(mapred.min.split.size can be only set to larger than HDFS block size)
I haven't tried this on a new mapreduce API, but
I think this would let you set a split size smaller than the hdfs block size :)
On 2/17/11 2:32 PM, "Jim Falgout" wrote:
Generally, if you have large files, setting the block size to 128M or larger is helpful. You can do that on a per file basis or set the block size for the whole filesystem. The larger block size cuts down on the number of map tasks required to handle the overall data size. I've experimented with mapred.min.split.size also and have usually found that the larger the split size, the better the overall run time. Of course there is a cut off point, especially with a very large cluster where larger split sizes will hurt overall scalability.

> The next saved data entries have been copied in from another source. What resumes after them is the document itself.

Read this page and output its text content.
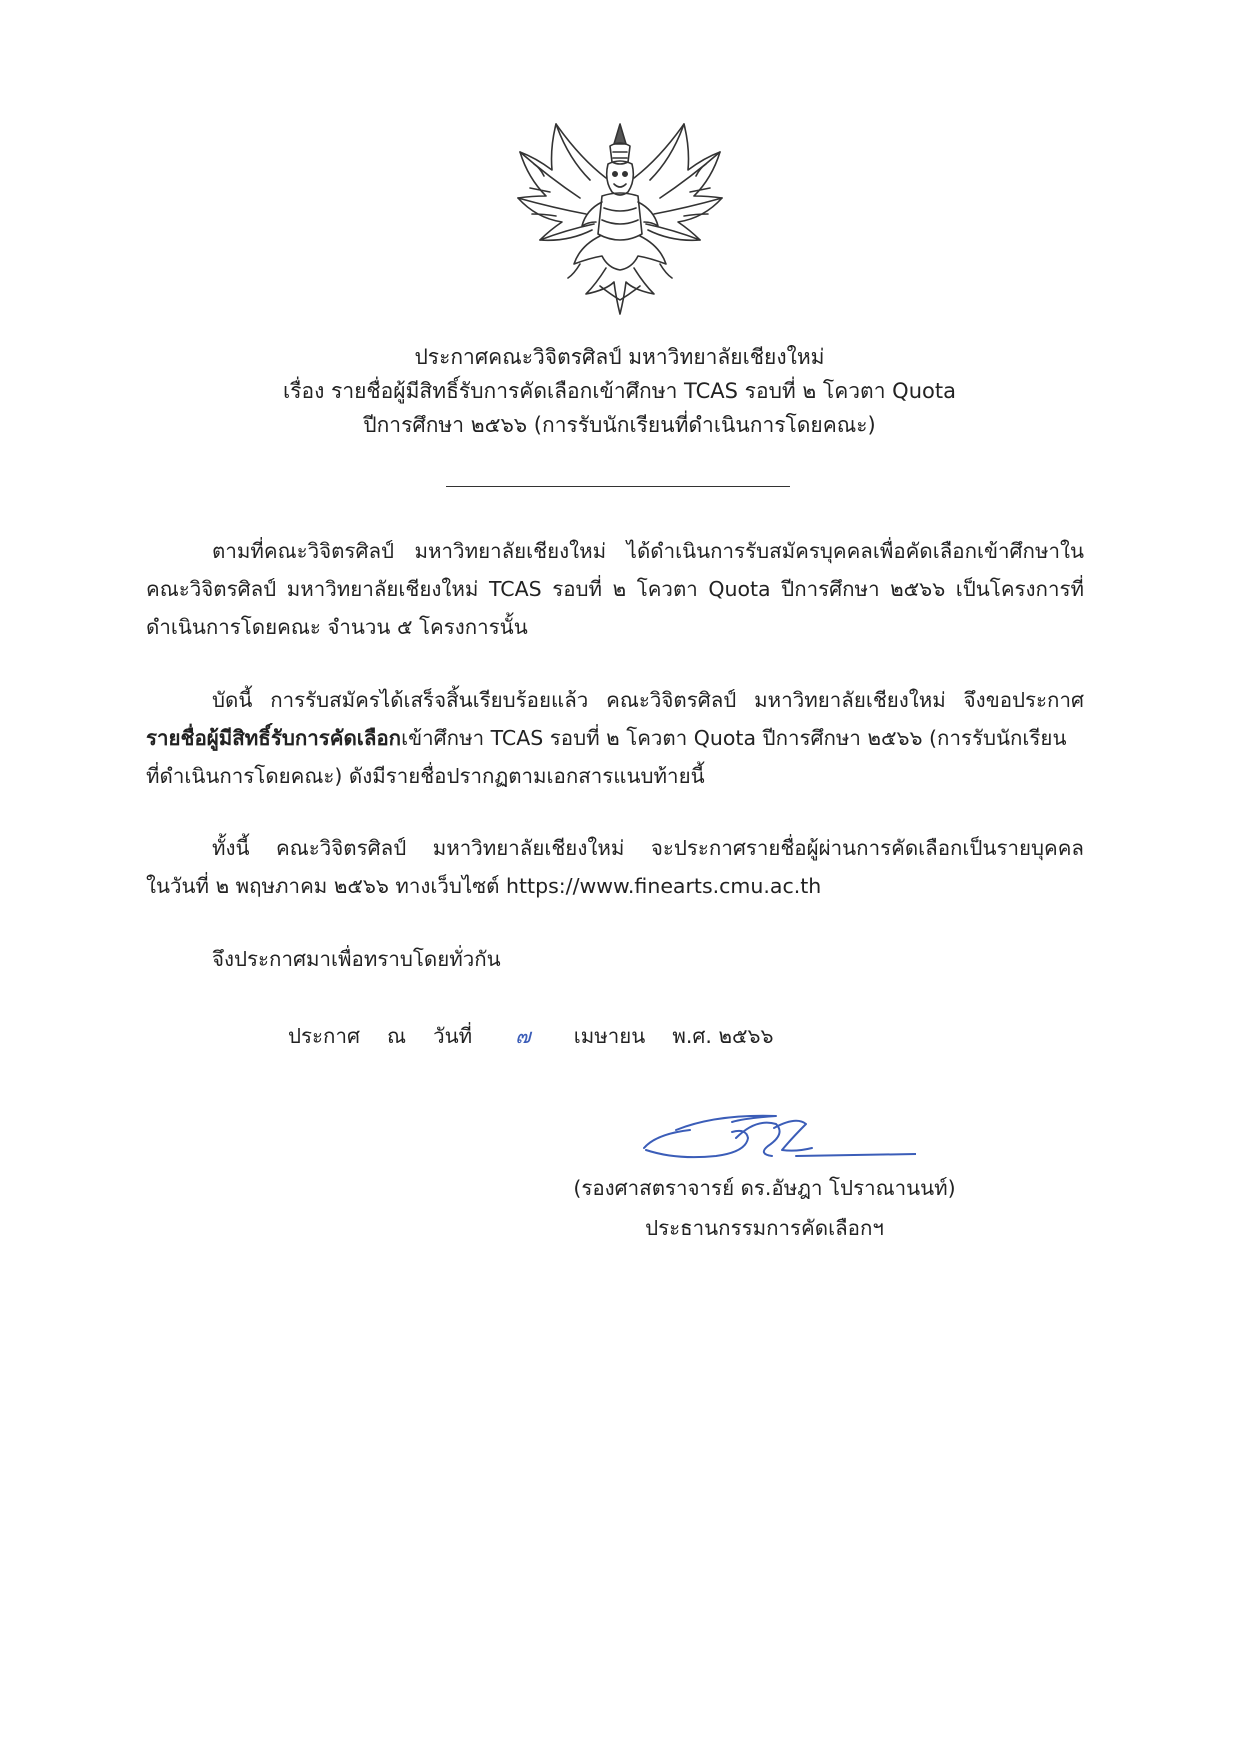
ประกาศคณะวิจิตรศิลป์ มหาวิทยาลัยเชียงใหม่
เรื่อง รายชื่อผู้มีสิทธิ์รับการคัดเลือกเข้าศึกษา TCAS รอบที่ ๒ โควตา Quota
ปีการศึกษา ๒๕๖๖ (การรับนักเรียนที่ดำเนินการโดยคณะ)
ตามที่คณะวิจิตรศิลป์ มหาวิทยาลัยเชียงใหม่ ได้ดำเนินการรับสมัครบุคคลเพื่อคัดเลือกเข้าศึกษาใน
คณะวิจิตรศิลป์ มหาวิทยาลัยเชียงใหม่ TCAS รอบที่ ๒ โควตา Quota ปีการศึกษา ๒๕๖๖ เป็นโครงการที่
ดำเนินการโดยคณะ จำนวน ๕ โครงการนั้น
บัดนี้ การรับสมัครได้เสร็จสิ้นเรียบร้อยแล้ว คณะวิจิตรศิลป์ มหาวิทยาลัยเชียงใหม่ จึงขอประกาศ
รายชื่อผู้มีสิทธิ์รับการคัดเลือกเข้าศึกษา TCAS รอบที่ ๒ โควตา Quota ปีการศึกษา ๒๕๖๖ (การรับนักเรียน
ที่ดำเนินการโดยคณะ) ดังมีรายชื่อปรากฏตามเอกสารแนบท้ายนี้
ทั้งนี้ คณะวิจิตรศิลป์ มหาวิทยาลัยเชียงใหม่ จะประกาศรายชื่อผู้ผ่านการคัดเลือกเป็นรายบุคคล
ในวันที่ ๒ พฤษภาคม ๒๕๖๖ ทางเว็บไซต์ https://www.finearts.cmu.ac.th
จึงประกาศมาเพื่อทราบโดยทั่วกัน
ประกาศ ณ วันที่ ๗ เมษายน พ.ศ. ๒๕๖๖
(รองศาสตราจารย์ ดร.อัษฎา โปราณานนท์)
ประธานกรรมการคัดเลือกฯ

On tests I've run on a 10 and 20 node cluster though, setting the split size as high as 1GB has allows the overall Hadoop jobs to run faster, sometimes quite a bit faster. You will lose some locality, but it seems a trade off with the number of files that have to be shuffled for the reduction step.
From: Boduo Li
Sent: Thursday, February 17, 2011 12:01 PM
Subject: HDFS block size v.s. mapred.min.split.size
I'm recently benchmarking Hadoop. I know two ways to control the input data size for each map task(): by changing the HDFS block size (have to reload data into HDFS in this case), or by setting mapred.min.split.size.
For my benchmarking task, I need to change the input size for a map task frequently. Changing HDFS block size and reloading data is really painful.
But using mapred.min.split.size seems to be problematic. I did some simple test to verify if Hadoop has similar performance in the following cases:
(1) HDFS block size = 32MB, mapred.min.split.size=64MB (mapred.min.split.size can be only set to larger than HDFS block size)
(2) HDFS block size = 64MB, mapred.min.split.size is not set
I ran the same job under these settings. Setting (1) takes 1374s to finish.
Setting (2) takes 1412s to finish.
I do understand that, given smaller HDFS block size, the I/O is more random.
But the 50-second difference seems too much for random I/O of input data.
Does anyone have any insight of it? Or does anyone know a better way to control the input size of each map task?